Ce rite de passage d’une année à l’autre, symbole de continuité plus que de discontinuité, où nous aimerions tout changer sans que rien ne change vraiment, nous plonge parfois dans une douce mélancolie… avant que le cycle de nos vies ne nous jettent dans la marmite du quotidien. Alors, en attendant la prochaine boucle temporelle, laissons couler du miel dans nos oreilles.
De la part de Guillaume Kosmicki
« Consummation » de Nina Simone (Silk and Soul, 1967)
Silk and Soul de Nina Simone est devenu instantanément un album de chevet quand je l’ai découvert, il n’a jamais quitté ma platine. Ce disque est parfaitement équilibré dans ses thèmes, entre chansons politiques et chansons d’amour, comme dans ses esthétiques. Nourri aux sources des musiques africaines-américaines autant qu’à celles de la musique classique, notamment les œuvres de Jean-Sébastien Bach, il regorge d’arrangements pop riches et délicats, écrits par Sammy Lowe. Ainsi se présente le morceau « Consummation », une chanson d’amour teintée de spirituel et d’aspiration à la joie et à la paix. La voix déchirante de Nina Simone évolue de la douceur jusqu’au cri sur un édifice orchestral contrapuntique, construit progressivement depuis la clarinette jusqu’aux timbales qui achèvent l’album en apothéose. Au moment où elle écrit cette chanson, Nina Simone est au plus fort de son combat pour la cause des droits civiques des Noirs. Elle va s’y brûler les ailes.
De la part de Michèle Tosi
Jardin Zen (1999) d’Allain Gaussin.
Œuvre mixte pour clarinette et sons fixés, Jardin Zen d’Allain Gaussin, est une méditation sur le vide, entre ce qui est fixe et ce qui est changeant, pour rechercher l’essence même de la vie et tenter d’atteindre le Satori (l’illumination suprême).

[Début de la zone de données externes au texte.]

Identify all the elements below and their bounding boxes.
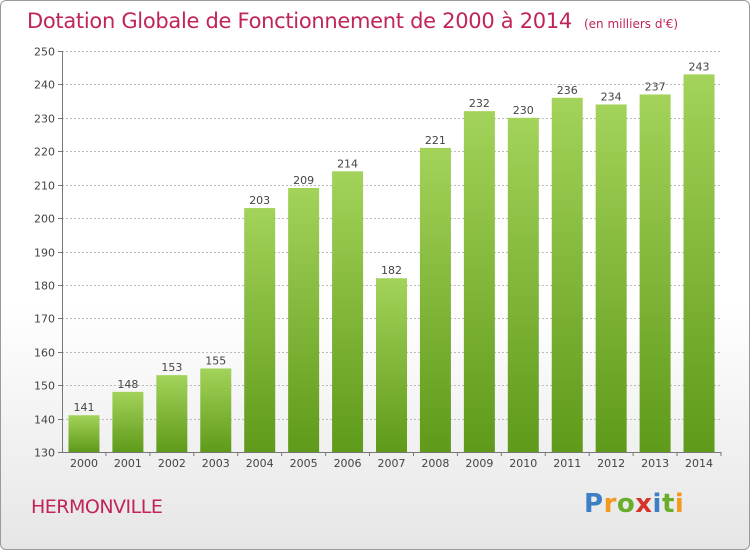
bar-2008 [419, 147, 451, 453]
proxiti-logo: Proxiti [584, 489, 684, 519]
data-label-2011: 236 [557, 84, 578, 97]
xtick-label-2001: 2001 [114, 457, 142, 470]
xtick-label-2007: 2007 [378, 457, 406, 470]
xtick-label-2003: 2003 [202, 457, 230, 470]
logo-letter: x [635, 489, 653, 519]
xtick-label-2011: 2011 [553, 457, 581, 470]
ytick-label-230: 230 [34, 113, 55, 126]
bar-2007 [376, 278, 407, 452]
data-label-2004: 203 [249, 194, 270, 207]
ytick-label-210: 210 [34, 180, 55, 193]
data-label-2001: 148 [117, 378, 138, 391]
bar-2002 [156, 375, 188, 452]
chart-subtitle: (en milliers d'€) [583, 17, 679, 31]
axes: 130 140 150 160 170 180 190 200 210 220 230 240 250 2… [34, 46, 722, 470]
bar-2011 [551, 97, 583, 453]
bar-2013 [639, 94, 671, 453]
data-label-2005: 209 [293, 174, 314, 187]
data-label-2007: 182 [381, 264, 402, 277]
bar-2009 [463, 111, 495, 453]
bar-2012 [595, 104, 627, 452]
ytick-label-160: 160 [34, 347, 55, 360]
bar-2006 [332, 171, 364, 453]
bar-2004 [244, 208, 276, 452]
xtick-label-2008: 2008 [421, 457, 449, 470]
ytick-label-140: 140 [34, 414, 55, 427]
xtick-label-2006: 2006 [334, 457, 362, 470]
logo-letter: P [584, 489, 604, 519]
bar-2010 [507, 117, 539, 452]
data-label-2013: 237 [645, 80, 666, 93]
logo-letter: t [661, 489, 675, 519]
xtick-label-2009: 2009 [465, 457, 493, 470]
data-label-2006: 214 [337, 157, 358, 170]
xtick-label-2010: 2010 [509, 457, 537, 470]
data-label-2000: 141 [73, 401, 94, 414]
ytick-label-250: 250 [34, 46, 55, 59]
data-label-2008: 221 [425, 134, 446, 147]
bars [68, 74, 715, 453]
xtick-label-2005: 2005 [290, 457, 318, 470]
logo-letter: r [603, 489, 617, 519]
logo-letter: i [674, 489, 685, 519]
bar-2000 [68, 415, 100, 452]
bar-2001 [112, 391, 144, 452]
xtick-label-2012: 2012 [597, 457, 625, 470]
ytick-label-190: 190 [34, 247, 55, 260]
xtick-label-2000: 2000 [70, 457, 98, 470]
data-label-2014: 243 [689, 60, 710, 73]
chart-title-block: Dotation Globale de Fonctionnement de 20… [27, 9, 678, 33]
data-label-2003: 155 [205, 354, 226, 367]
ytick-label-180: 180 [34, 280, 55, 293]
ytick-label-170: 170 [34, 313, 55, 326]
ytick-label-150: 150 [34, 380, 55, 393]
xtick-label-2002: 2002 [158, 457, 186, 470]
bar-2014 [683, 74, 715, 453]
ytick-label-220: 220 [34, 146, 55, 159]
data-label-2012: 234 [601, 90, 622, 103]
ytick-label-240: 240 [34, 79, 55, 92]
chart-title: Dotation Globale de Fonctionnement de 20… [27, 9, 572, 33]
logo-letter: o [616, 489, 636, 519]
xtick-label-2013: 2013 [641, 457, 669, 470]
xtick-label-2004: 2004 [246, 457, 274, 470]
data-label-2009: 232 [469, 97, 490, 110]
data-label-2002: 153 [161, 361, 182, 374]
logo-letter: i [652, 489, 662, 519]
ytick-label-200: 200 [34, 213, 55, 226]
bar-2005 [288, 188, 320, 452]
data-labels: 141 148 153 155 203 209 214 182 221 232 230 236 234 2… [73, 60, 709, 414]
ytick-label-130: 130 [34, 447, 55, 460]
bar-2003 [200, 368, 232, 452]
commune-name: HERMONVILLE [31, 496, 163, 518]
data-label-2010: 230 [513, 104, 534, 117]
xtick-label-2014: 2014 [685, 457, 713, 470]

L’œuvre tente de capter l’atmosphère singulière que dégage le célèbre jardin du temple Ryoan-ji de Kyoto à travers le vécu du compositeur très attaché à la spiritualité de la culture japonaise. Jardin Zen est dédié à Gérard Grisey décédé en 1998.
De la part de François Mardirossian
Hayi Achqer (Yeux arméniens) de Robert Amirkhanyan
Cette chanson du compositeur et chanteur Robert Amirkhanyan est un tube en Arménie au même titre qu’Avec le temps de Léo Ferré. Elle raconte poétiquement le sentiment arménien, fait de souffrance et de piété. Une actualité en chassant une autre, cette magnifique chanson est là pour ne pas faire une nouvelle fois sombrer l’Arménie dans l’anonymat.
Les yeux des Arméniens sont des flambeaux d’espoir
Ton ciel ne s’assombrira plus
La porte de l’aube s’est ouverte
Remplissez notre terre de lumière
De la part de Sandrine Maricot Despretz
“Vapours” (Of Shadow and Substance) de Lea Bertucci, pour quatuor et électronique.
C’est grâce à l’excellent Quartetto Maurice, qui m’a enchanté pendant le festival Mixtur en 2023 à Barcelone, que je découvre presque en même temps que vous le travail d’orfèvre de la compositrice et artiste sonore, Lea Bertucci. Installée à New York, Bertucci n’aime rien tant que d’explorer en musique, improvisée ou écrite, avec son saxophone ou sur bandes, des lieux atypiques en y créant de longues lignes musicales fluides et mouvantes. « Vapours », ce sont justement, ces notes contemplatives, semi-improvisées, mêlant les quatre instruments à cordes en un flot bourdonnant, dérivant de la consonance à la discordance dans des grappes harmoniques, qui nous transmet cet état de passage d’un tumulte volatile à une langoureuse transe brumeuse…
De la part de Txema Seglers
Arrebato de Luis Eduardo Aute
Aute, homme de la renaissance, est une figure incontournable pour comprendre comment la musique et les paroles s’unissent en un organisme solide, profond et sincère. Sa longue discographie témoigne d’une recherche constante de la beauté, du mystère de l’âme humaine et de l’érotisme, refusant toujours de se répéter et misant, à chaque nouveau pas, sur l’imagination et l’art. J’ai choisi cette chanson pour une raison précise : non seulement elle me semble être l’une de ses meilleures créations, mais aussi parce que ce morceau nous transmet le plaisir et le désir de vivre, en tâchant de laisser derrière soi les vieilles rancunes et les vieilles misères. Dans un monde de plus en plus violent et cru, plongé dans l’aveuglement de la guerre, je retiens ce qu’Aute exprime dans cette belle chanson en crescendo : “Avec toi je retrouverai le sens du duel entre contraires et je perdrai ce que je ressentais/ aimer l’adversaire…”.